A derrota por 2 a 0 para o Grêmio, em Porto Alegre, expôs as fragilidades do São Paulo em um momento crucial da temporada. O resultado não apenas distanciou o clube do G-6 do Brasileirão, mas também intensificou as dúvidas sobre a capacidade da equipe em reagir diante dos desafios que se acumulam dentro e fora de campo. Com seis derrotas nos últimos sete jogos, incluindo a eliminação na Copa Libertadores, o Tricolor vive um momento delicado.

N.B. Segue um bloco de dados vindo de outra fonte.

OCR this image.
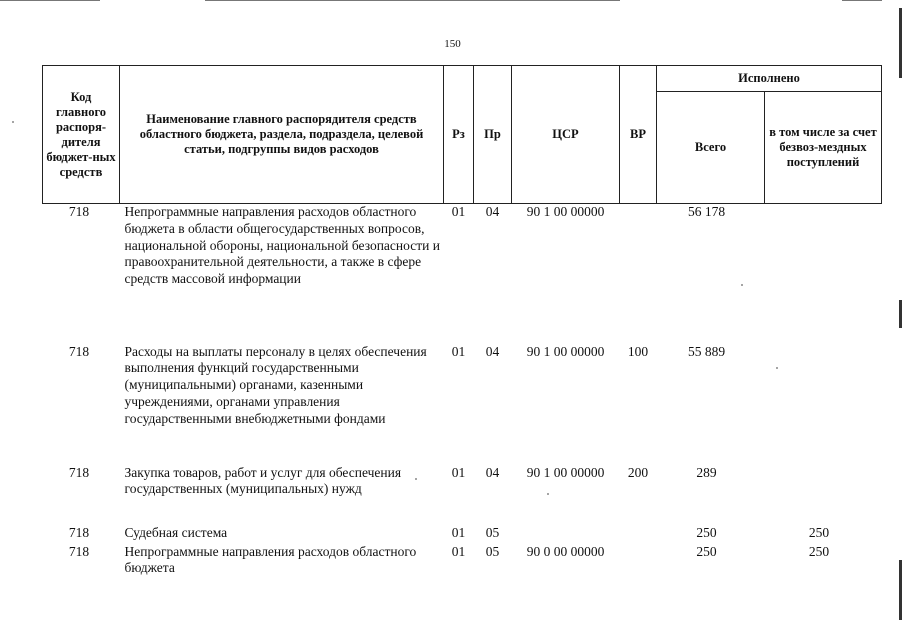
150
Код главного распоря-дителя бюджет-ных средств	Наименование главного распорядителя средств областного бюджета, раздела, подраздела, целевой статьи, подгруппы видов расходов	Рз	Пр	ЦСР	ВР	Исполнено	
						Всего	в том числе за счет безвоз-мездных поступлений
718	Непрограммные направления расходов областного бюджета в области общегосударственных вопросов, национальной обороны, национальной безопасности и правоохранительной деятельности, а также в сфере средств массовой информации	01	04	90 1 00 00000		56 178	
718	Расходы на выплаты персоналу в целях обеспечения выполнения функций государственными (муниципальными) органами, казенными учреждениями, органами управления государственными внебюджетными фондами	01	04	90 1 00 00000	100	55 889	
718	Закупка товаров, работ и услуг для обеспечения государственных (муниципальных) нужд	01	04	90 1 00 00000	200	289	
718	Судебная система	01	05			250	250
718	Непрограммные направления расходов областного бюджета	01	05	90 0 00 00000		250	250
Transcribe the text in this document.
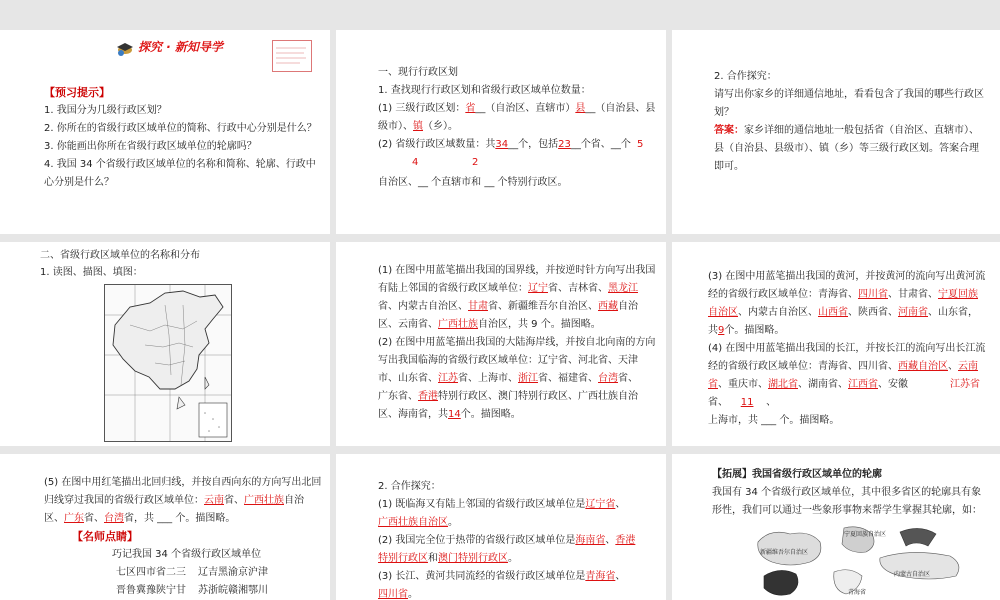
探究 · 新知导学
【预习提示】
1. 我国分为几级行政区划？
2. 你所在的省级行政区域单位的简称、行政中心分别是什么？
3. 你能画出你所在省级行政区域单位的轮廓吗？
4. 我国 34 个省级行政区域单位的名称和简称、轮廓、行政中
心分别是什么？
一、现行行政区划
1. 查找现行行政区划和省级行政区域单位数量：
(1) 三级行政区划：省__（自治区、直辖市）县__（自治县、县
级市）、镇（乡）。
(2) 省级行政区域数量：共34__个，包括23__个省、__个
4	2
5
自治区、__ 个直辖市和 __ 个特别行政区。
2. 合作探究：
请写出你家乡的详细通信地址，看看包含了我国的哪些行政区
划？
答案：家乡详细的通信地址一般包括省（自治区、直辖市）、
县（自治县、县级市）、镇（乡）等三级行政区划。答案合理
即可。
二、省级行政区域单位的名称和分布
1. 读图、描图、填图：	(1) 在图中用蓝笔描出我国的国界线，并按逆时针方向写出我国
有陆上邻国的省级行政区域单位：辽宁省、吉林省、黑龙江
省、内蒙古自治区、甘肃省、新疆维吾尔自治区、西藏自治
区、云南省、广西壮族自治区，共 9 个。描图略。
(2) 在图中用蓝笔描出我国的大陆海岸线，并按自北向南的方向
写出我国临海的省级行政区域单位：辽宁省、河北省、天津
市、山东省、江苏省、上海市、浙江省、福建省、台湾省、
广东省、香港特别行政区、澳门特别行政区、广西壮族自治
区、海南省，共14个。描图略。
(3) 在图中用蓝笔描出我国的黄河，并按黄河的流向写出黄河流
经的省级行政区域单位：青海省、四川省、甘肃省、宁夏回族
自治区、内蒙古自治区、山西省、陕西省、河南省、山东省，
共9个。描图略。
(4) 在图中用蓝笔描出我国的长江，并按长江的流向写出长江流
经的省级行政区域单位：青海省、四川省、西藏自治区、云南
省、重庆市、湖北省、湖南省、江西省、安徽	江苏省
省、 11 、
上海市，共 ___ 个。描图略。
(5) 在图中用红笔描出北回归线，并按自西向东的方向写出北回
归线穿过我国的省级行政区域单位：云南省、广西壮族自治
区、广东省、台湾省，共 ___ 个。描图略。
【名师点睛】
巧记我国 34 个省级行政区域单位
七区四市省二三 辽吉黑渝京沪津
晋鲁冀豫陕宁甘 苏浙皖赣湘鄂川
2. 合作探究：
(1) 既临海又有陆上邻国的省级行政区域单位是辽宁省、
广西壮族自治区。
(2) 我国完全位于热带的省级行政区域单位是海南省、香港
特别行政区和澳门特别行政区。
(3) 长江、黄河共同流经的省级行政区域单位是青海省、
四川省。
【拓展】我国省级行政区域单位的轮廓
我国有 34 个省级行政区域单位，其中很多省区的轮廓具有象
形性，我们可以通过一些象形事物来帮学生掌握其轮廓，如：
新疆维吾尔自治区
宁夏回族自治区
内蒙古自治区
青海省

O São Paulo ocupa atualmente a oitava posição na tabela, com 38 pontos, cinco a menos que o Bahia, primeiro time dentro da zona de classificação para a Libertadores. No entanto, o desempenho recente não inspira confiança na busca por essa vaga. Pelo contrário, equipes como Vasco e o próprio Grêmio demonstram maior consistência e se aproximam na classificação.
A lista extensa de desfalques tem sido um obstáculo constante para o técnico Hernán Crespo. Para o confronto contra o Grêmio, nove jogadores estavam entregues ao departamento médico, incluindo nomes como Cédric Soares, Enzo Díaz e Calleri. A situação se agravou com a lesão do lateral-esquerdo Wendell logo no início da partida.
Os experientes Luiz Gustavo e Lucas Moura, recém recuperados de lesão, foram acionados durante o jogo, mas ainda buscam o ritmo ideal. Crespo admitiu as dificuldades em manter a equipe competitiva diante de tantos problemas. “Estamos fazendo o melhor possível dentro do limite, tentando nos adaptar ao que acontece no dia a dia”, declarou o treinador, evidenciando a complexidade do momento vivido pelo clube.
A situação de Oscar, contratado como um dos principais reforços para 2025, é emblemática. O jogador, que sofreu uma fratura nas vértebras em julho, enfrentou uma nova lesão muscular na panturrilha, adiando seu retorno aos gramados. Apesar da expectativa, Oscar disputou apenas 21 dos 56 jogos do time no ano, marcando dois gols.
Em meio ao turbilhão de problemas, o presidente Julio Casares enfrenta críticas da torcida. As cobranças se intensificaram diante das trocas de treinadores, da dificuldade em reforçar o elenco e do aumento da dívida do clube, que se aproxima de R$ 1 bilhão. A venda de jogadores da base e a proposta de negociar parte das categorias de base também geraram insatisfação.
Para mitigar o impacto financeiro, o São Paulo tem recorrido à realização de shows no MorumBis, o que afeta diretamente o calendário do time. A equipe deverá disputar quatro partidas na Vila Belmiro até o fim do ano, incluindo confrontos importantes contra Red Bull Bragantino e Flamengo.
O próximo desafio do São Paulo será contra o Mirassol, fora de casa, pela 29ª rodada do Brasileirão. A partida promete ser mais um teste para o time, que busca a recuperação em meio a um cenário de incertezas e pressões.